Dorie Greenspan's Do-Almost-Anything Vanilla Cookie Dough
1 Pound (454 grams) unsalted butter, cut into chunks, at room temperature1 1/3 C. (262 grams) sugar
1 Teaspoon fine sea salt
2 Large egg whites, at room temperature
1 Tablespoon pure vanilla extract
4 C. (544 grams) all-purpose flour
Sanding sugar, for sprinkling (optional)
- Working with a stand mixer fitted with a paddle attachment, or in a large bowl with a hand mixer, beat the butter, sugar, and salt together on medium speed until smooth and creamy, about 3 minutes. Reduce the mixer speed to low and blend in the egg whites, followed by the vanilla. The dough might curdle, but it will smooth out with mixing and the addition of the flour.
- Still working on low speed, add the flour in 3 to 4 additions, beating only until it is almost incorporated each time before adding more; scrape down the sides and bottom of the bowl a couple of times as you work and then continue to mix until the flour has disappeared into the dough.
- The dough is ready to be divided (if needed) and scooped or rolled.
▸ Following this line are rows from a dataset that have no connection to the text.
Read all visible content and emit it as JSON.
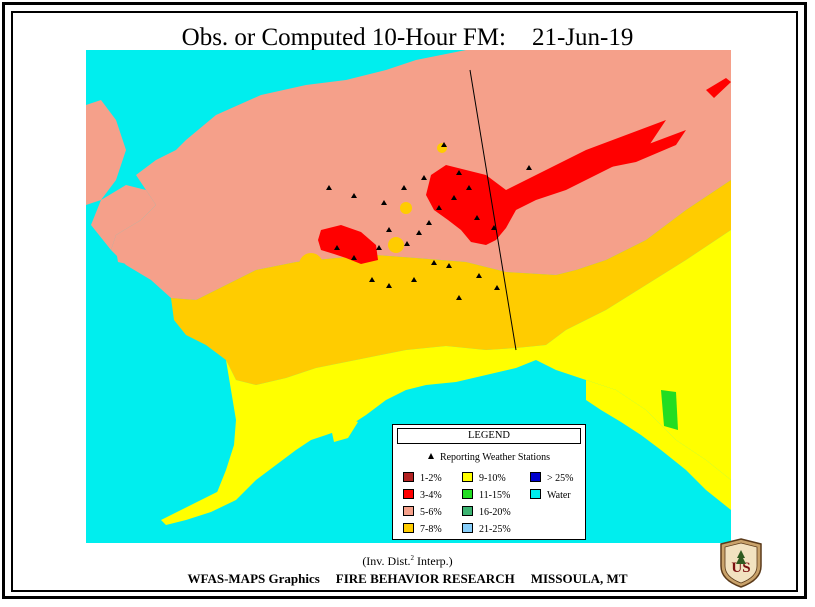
{
  "title": {
    "text": "Obs. or Computed 10-Hour FM:",
    "date": "21-Jun-19"
  },
  "legend": {
    "title": "LEGEND",
    "stations_label": "Reporting Weather Stations",
    "items": [
      {
        "label": "1-2%",
        "color": "#b22222"
      },
      {
        "label": "3-4%",
        "color": "#ff0000"
      },
      {
        "label": "5-6%",
        "color": "#f5a08a"
      },
      {
        "label": "7-8%",
        "color": "#ffcc00"
      },
      {
        "label": "9-10%",
        "color": "#ffff00"
      },
      {
        "label": "11-15%",
        "color": "#22dd22"
      },
      {
        "label": "16-20%",
        "color": "#3cb371"
      },
      {
        "label": "21-25%",
        "color": "#87cefa"
      },
      {
        "label": "> 25%",
        "color": "#0000cc"
      },
      {
        "label": "Water",
        "color": "#00eeee"
      }
    ]
  },
  "interp_note": {
    "pre": "(Inv. Dist.",
    "sup": "2",
    "post": " Interp.)"
  },
  "footer": {
    "left": "WFAS-MAPS Graphics",
    "center": "FIRE BEHAVIOR RESEARCH",
    "right": "MISSOULA, MT"
  },
  "logo_text": "US"
}
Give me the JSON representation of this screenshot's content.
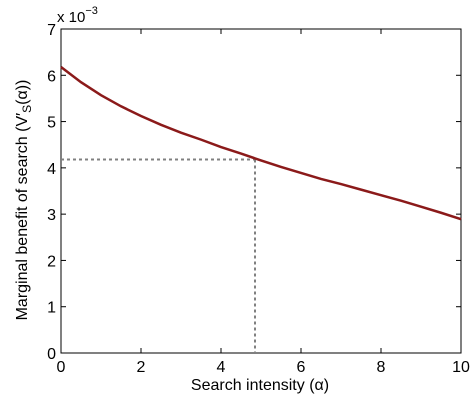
{
  "chart_data": {
    "type": "line",
    "xlabel": "Search intensity (α)",
    "ylabel_main": "Marginal benefit of search (V′",
    "ylabel_sub": "S",
    "ylabel_tail": "(α))",
    "y_scale_base": "x 10",
    "y_scale_exp": "−3",
    "xlim": [
      0,
      10
    ],
    "ylim": [
      0,
      7
    ],
    "x_ticks": [
      0,
      2,
      4,
      6,
      8,
      10
    ],
    "y_ticks": [
      0,
      1,
      2,
      3,
      4,
      5,
      6,
      7
    ],
    "grid": false,
    "series": [
      {
        "color": "#8b1a1a",
        "x": [
          0,
          0.5,
          1,
          1.5,
          2,
          2.5,
          3,
          3.5,
          4,
          4.5,
          5,
          5.5,
          6,
          6.5,
          7,
          7.5,
          8,
          8.5,
          9,
          9.5,
          10
        ],
        "y": [
          6.18,
          5.85,
          5.57,
          5.33,
          5.12,
          4.93,
          4.76,
          4.61,
          4.45,
          4.31,
          4.16,
          4.02,
          3.89,
          3.76,
          3.65,
          3.53,
          3.41,
          3.29,
          3.16,
          3.03,
          2.89
        ]
      }
    ],
    "reference_point": {
      "x": 4.85,
      "y": 4.18,
      "color": "#808080",
      "style": "dotted"
    }
  }
}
See my book for suggestions.
- Or if you'd like to make plain cookies, divide the dough into quarters and shape each piece into a disk. Working with one disk at a time, place the dough between pieces of parchment paper and roll it to a thickness of 1/4 inch. Slide the dough, still between the paper, onto a baking sheet—you can stack the slabs—and freeze for at least 1 hour, or refrigerate for at least 3 hours.
- To bake, position the oven racks to divide the oven into thirds, and heat to 350° F. Line two baking sheets with parchment paper or Silicone mats.
- Working with one disc at a time, peel away the paper on both sides of the dough and return the dough to one piece of paper. Use a 2-inch-diameter cookie cutter (change the size, knowing that the yield will change with it) to cut out as many cookies as you can and place them on the lined baking sheets about 1 1/2 inches apart. Gather the scraps together, then combine with scraps from the other piece of dough, re-roll, and chill before cutting and baking. If you'd like to sprinkle the cut-outs with sanding sugar, now's the time. Makes about 80 cookies.
- Bake the cookies for 19 to 21 minutes, rotating the sheets from front to back and top to bottom at the 10-minute mark, until they are golden brown around the edges and on the bottom. Cool on the baking sheets for 5 minutes before transferring them to racks to cool completely. If you'd like to ice the cookies, do it when they're completely cool.